There has been no Test cricket between the two nations since 2007. Bilateral cricket ties were severed in the wake of the 2008 Mumbai attacks, which New Delhi blamed on militants based in Pakistan. Pakistan did tour India in December 2012-January 2013 for a short limited over series but that failed to revive full ties, including Tests.
The two countries have come close to war since last month’s attacks on a military base in India-administered Kashmir, again blamed on militants from Pakistan. Islamabad denies the allegations.
The Board of Control for Cricket in India (BCCI) repeatedly snubbed Pakistan’s calls for resumption of ties in the current scenario. The Pakistan Cricket Board wants BCCI to honor its commitment of six series between 2015-2023 under a Memorandum of Understanding signed in 2014, but linked to Indian government’s clearance.
Under the MoU Pakistan were due to host a series last year and were due in India next year but considering the strained relations there are no signs of immediate cricket between the rivals.

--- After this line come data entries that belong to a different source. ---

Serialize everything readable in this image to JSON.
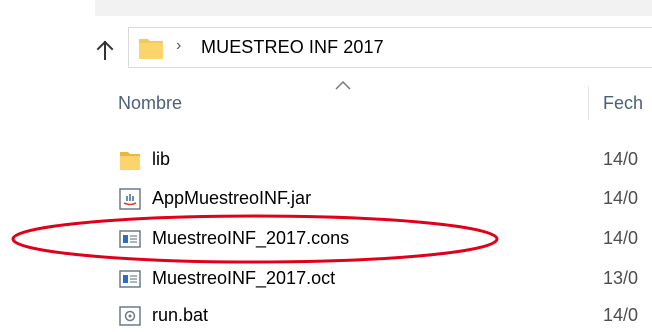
{
  "address_bar": {
    "path": "MUESTREO INF 2017",
    "separator": "›"
  },
  "columns": {
    "name": "Nombre",
    "date": "Fech"
  },
  "files": [
    {
      "name": "lib",
      "date": "14/0",
      "icon": "folder-icon"
    },
    {
      "name": "AppMuestreoINF.jar",
      "date": "14/0",
      "icon": "java-jar-icon"
    },
    {
      "name": "MuestreoINF_2017.cons",
      "date": "14/0",
      "icon": "generic-file-icon"
    },
    {
      "name": "MuestreoINF_2017.oct",
      "date": "13/0",
      "icon": "generic-file-icon"
    },
    {
      "name": "run.bat",
      "date": "14/0",
      "icon": "batch-file-icon"
    }
  ],
  "highlight": {
    "target": "MuestreoINF_2017.cons",
    "color": "#e0001a"
  },
  "colors": {
    "folder": "#f3c85c",
    "header_text": "#4c607a",
    "selection_ring": "#e0001a"
  }
}
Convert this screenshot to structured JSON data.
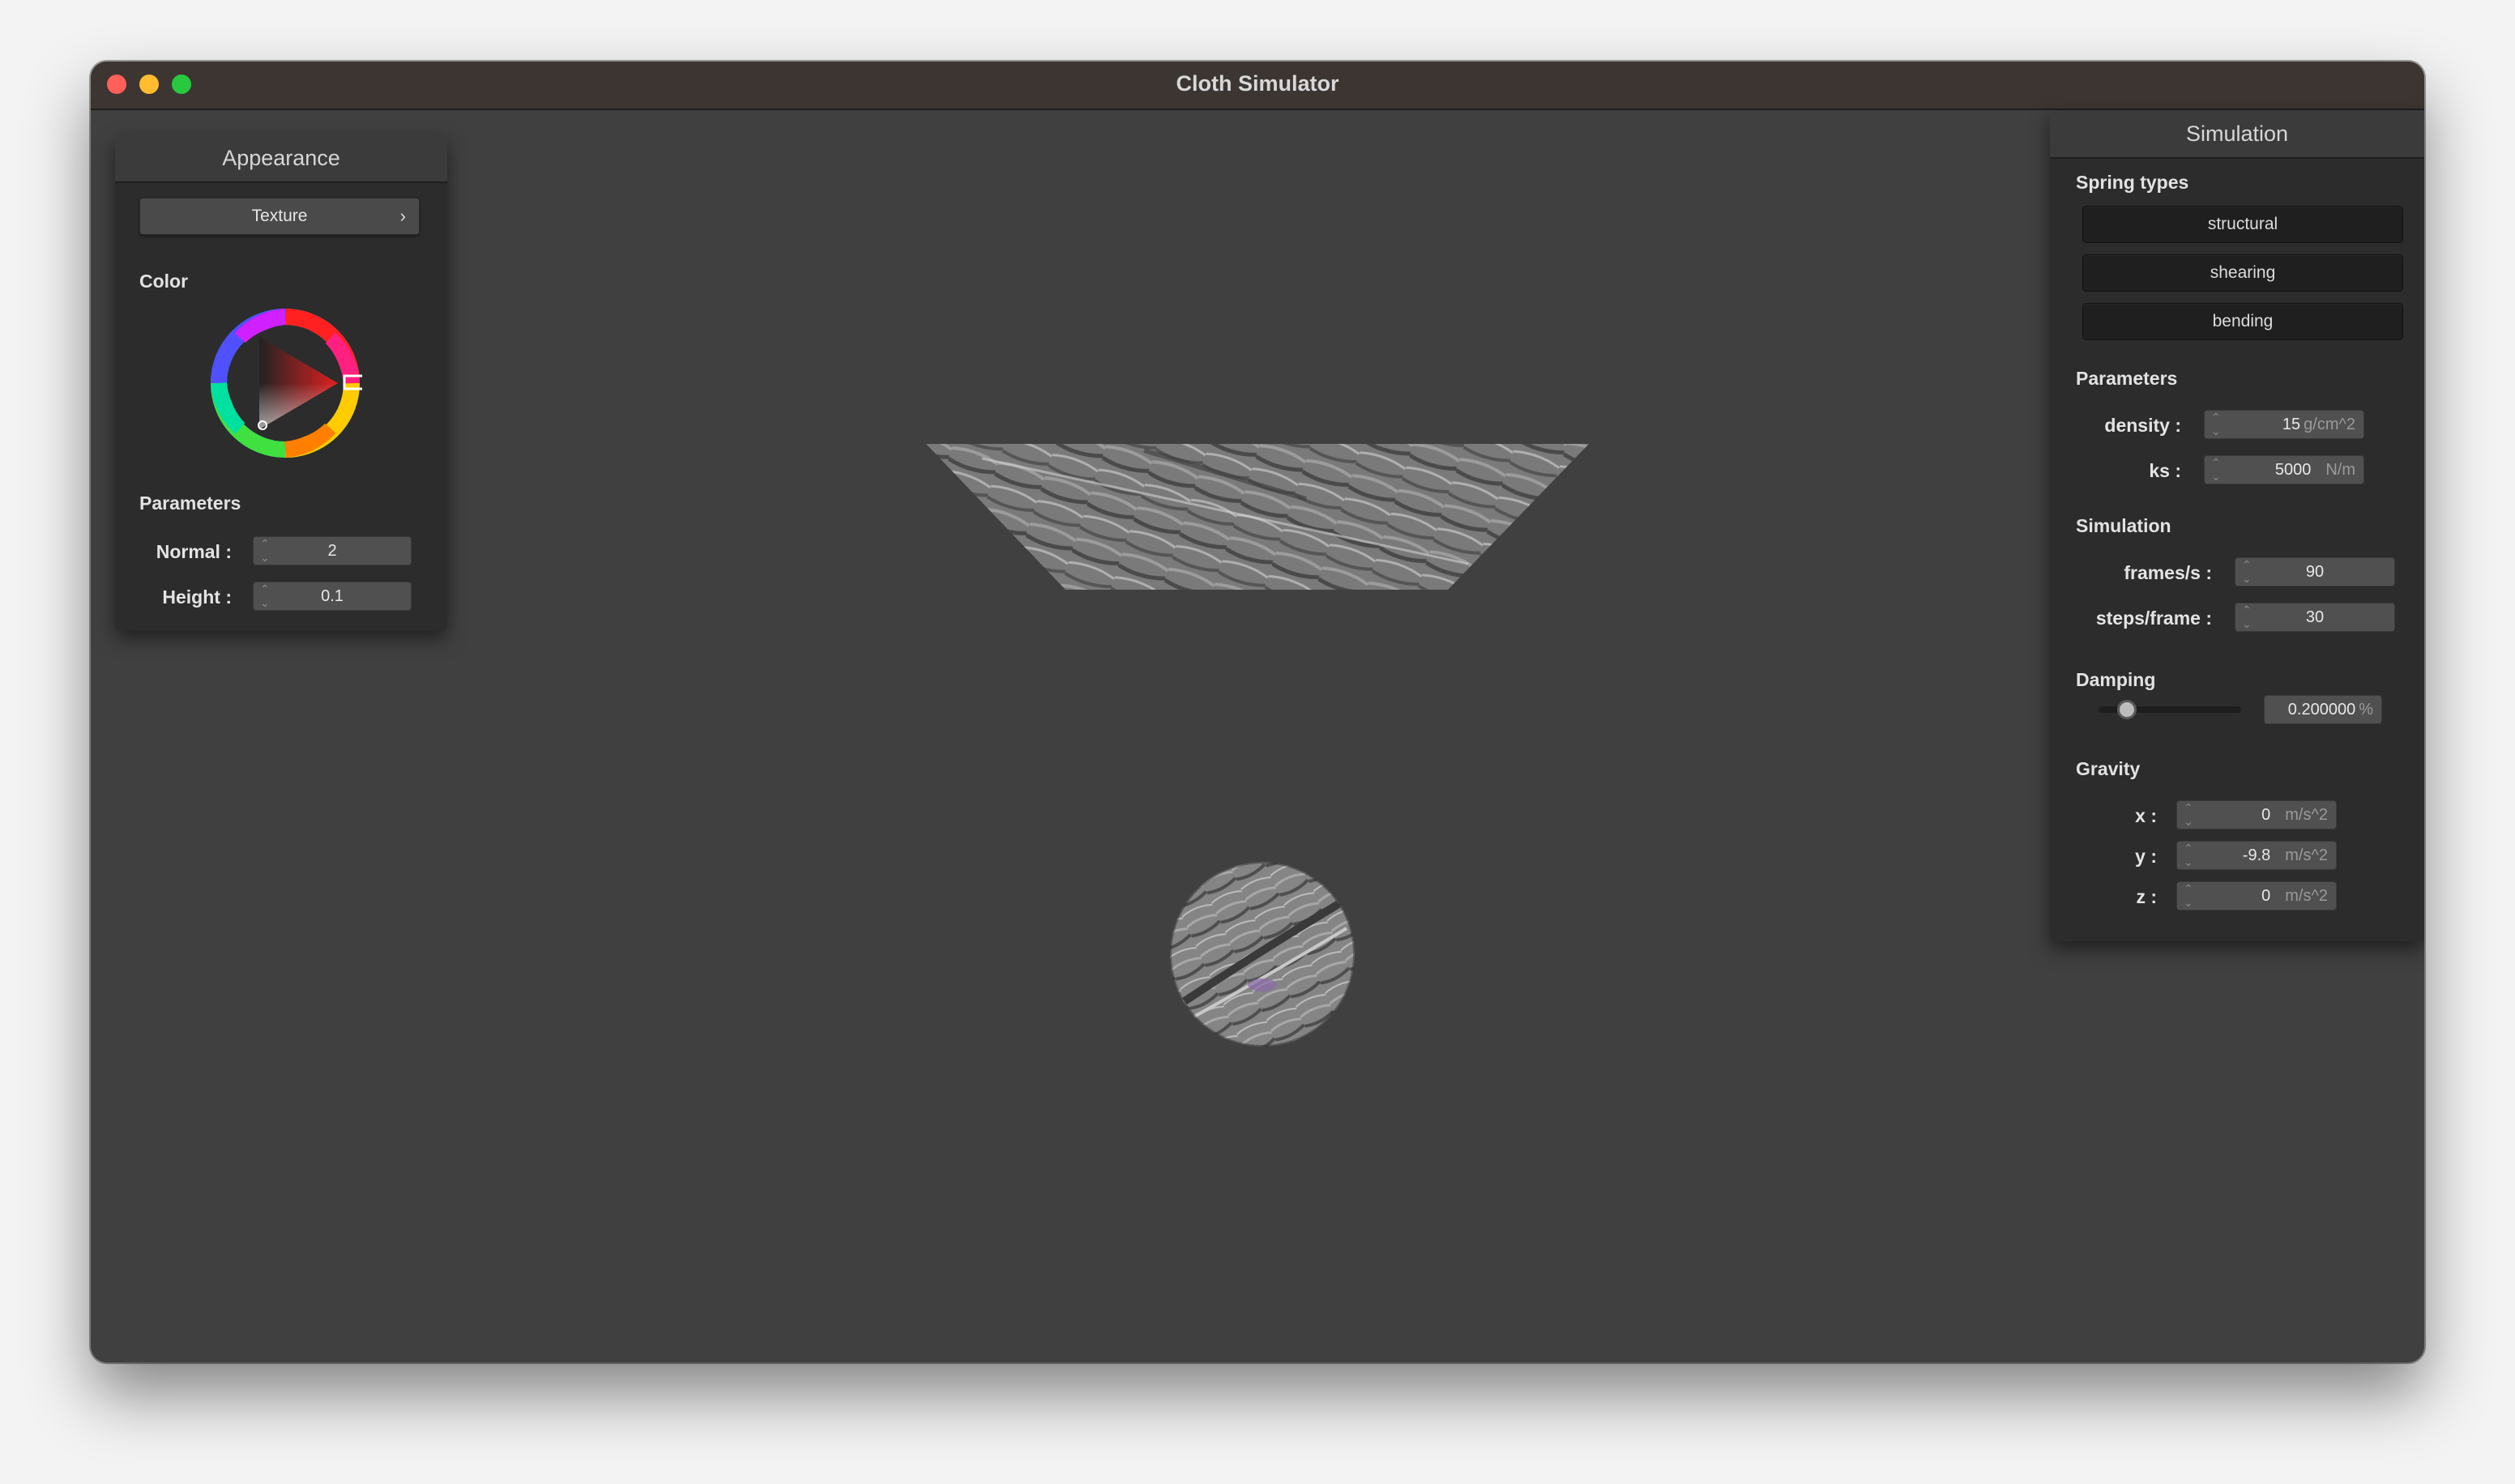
{
  "window": {
    "title": "Cloth Simulator"
  },
  "appearance": {
    "header": "Appearance",
    "texture_dropdown": "Texture",
    "color_label": "Color",
    "params_label": "Parameters",
    "normal_label": "Normal :",
    "normal_value": "2",
    "height_label": "Height :",
    "height_value": "0.1"
  },
  "simulation_panel": {
    "header": "Simulation",
    "spring_types_label": "Spring types",
    "spring_buttons": [
      "structural",
      "shearing",
      "bending"
    ],
    "parameters_label": "Parameters",
    "density_label": "density :",
    "density_value": "15",
    "density_unit": "g/cm^2",
    "ks_label": "ks :",
    "ks_value": "5000",
    "ks_unit": "N/m",
    "simulation_label": "Simulation",
    "fps_label": "frames/s :",
    "fps_value": "90",
    "steps_label": "steps/frame :",
    "steps_value": "30",
    "damping_label": "Damping",
    "damping_value": "0.200000",
    "damping_unit": "%",
    "damping_fraction": 0.2,
    "gravity_label": "Gravity",
    "gx_label": "x :",
    "gx_value": "0",
    "gy_label": "y :",
    "gy_value": "-9.8",
    "gz_label": "z :",
    "gz_value": "0",
    "g_unit": "m/s^2"
  },
  "colors": {
    "background": "#404040",
    "panel": "#2c2c2c",
    "picker_selected": "#e02020"
  }
}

Khan said the situation was deplorable. “Whenever we play India people watch the game with unmatched interest and the game gets good promotion in the region, it should be played and played regularly,” insisted Khan, part of Pakistan’s last Test tour to India in 2007.
The 38-year-old returns for Pakistan in the second Test against the West Indies starting in Abu Dhabi on Friday after missing the first Test—a day-night affair with the pink ball—in Dubai as he was recovering from dengue fever.
Khan, Pakistan’s top run-getter in Tests with 9,456, hopes he gets to 10,000 runs in the near future. “I never go after records,” said Khan, who compiled a monumental 218 against England in his last Test at The Oval. “It’s my wish to be in that elite group of 10,000 runs because there is no Pakistani in that group.”
Khan reckons Pakistan’s good showing in Tests have increased support for the five-day format. “People now talk about us as a Test team and people who used to stay away from Tests are now coming back,” he said.